Where g (is the shaped filter waveform of the matched filter corresponding to the matched filter and the orthogonal filter of the in-phase filter; assume that the result of g(r)®g _mafcft (tr) is 1, sin( (t-2r ))) Filtered out by the filter, when the sample point is an integer multiple of the bit period 7 and 2« = 2W7, « _e + Z, you can get the result of sin^t) in the sample 0, ^WO / ^ t) Is 0. The same is available,

B _k returns the formula (2) and the formula (3), which can be obtained (ή = 4 and [ ) = B _k . At this point, the receiving end can successfully demodulate two demodulated signals.
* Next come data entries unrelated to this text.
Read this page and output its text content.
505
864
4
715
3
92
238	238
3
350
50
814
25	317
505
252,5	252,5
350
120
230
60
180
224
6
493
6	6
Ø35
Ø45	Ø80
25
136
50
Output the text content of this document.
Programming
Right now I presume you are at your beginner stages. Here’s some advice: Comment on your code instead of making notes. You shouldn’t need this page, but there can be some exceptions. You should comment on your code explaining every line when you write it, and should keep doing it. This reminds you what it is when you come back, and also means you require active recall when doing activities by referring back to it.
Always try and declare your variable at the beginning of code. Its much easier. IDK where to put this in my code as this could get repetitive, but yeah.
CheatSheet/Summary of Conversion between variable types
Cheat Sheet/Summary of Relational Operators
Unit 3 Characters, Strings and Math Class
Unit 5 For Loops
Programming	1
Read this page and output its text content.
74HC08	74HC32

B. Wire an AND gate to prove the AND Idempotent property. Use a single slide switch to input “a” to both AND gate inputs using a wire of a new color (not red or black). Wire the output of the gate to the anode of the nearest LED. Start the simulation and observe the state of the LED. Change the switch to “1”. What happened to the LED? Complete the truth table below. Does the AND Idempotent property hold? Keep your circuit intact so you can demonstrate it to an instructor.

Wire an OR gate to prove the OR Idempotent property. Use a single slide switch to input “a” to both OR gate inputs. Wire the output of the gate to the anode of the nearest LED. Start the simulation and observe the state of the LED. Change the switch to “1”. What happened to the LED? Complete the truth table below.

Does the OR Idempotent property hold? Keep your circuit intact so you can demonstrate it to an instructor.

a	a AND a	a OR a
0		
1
Since in equation (4), the sin ^ term is not equal to 0 around the sample point (ie, the non-sample point), and the change is steep, this will affect the result of the demodulation signal of the I channel. The data that should be obtained is 4 brings in interference from B _k , which is why the lateral opening is small.

At the transmitting end, by performing 101~103, in the CAP modulation provided by the present invention, the modulated signal can be obtained, that is, the formula (1) becomes

S(t)^A _k g(tT _b /2)cos( _ac tT _b /2) + B _k g(t)sm( _ac t) (6) Correspondingly, equation (4) becomes

(7) sin (i3⁄4t -T 2) |g [τ-T 2) g _match (t - τ)άτ

+ lg(TT _b /2)g _match (tT)s ( _ac (t-2T)-T _b /2)dT From equation (7), you can see the term f _g (r-7l/2)g {ί -τ) The peak time of άτ is delayed by 7; /2, so the sample point is in the "tail of the Gaussian wave, that is, the waveform of the Gaussian wave whose amplitude is close to 0, even if sin^t-2" is in Q The surrounding point of the demodulated signal (ie, the non-sampling point) is not equal to 0, and the lateral opening degree and the longitudinal opening degree are increased. It is understood that the modulated signal after the CAP modulation, It can be directly transmitted to the receiving end through the electrical channel, or can be transmitted to the receiving end through the optical channel after being modulated by the optical channel, which is not limited in this embodiment.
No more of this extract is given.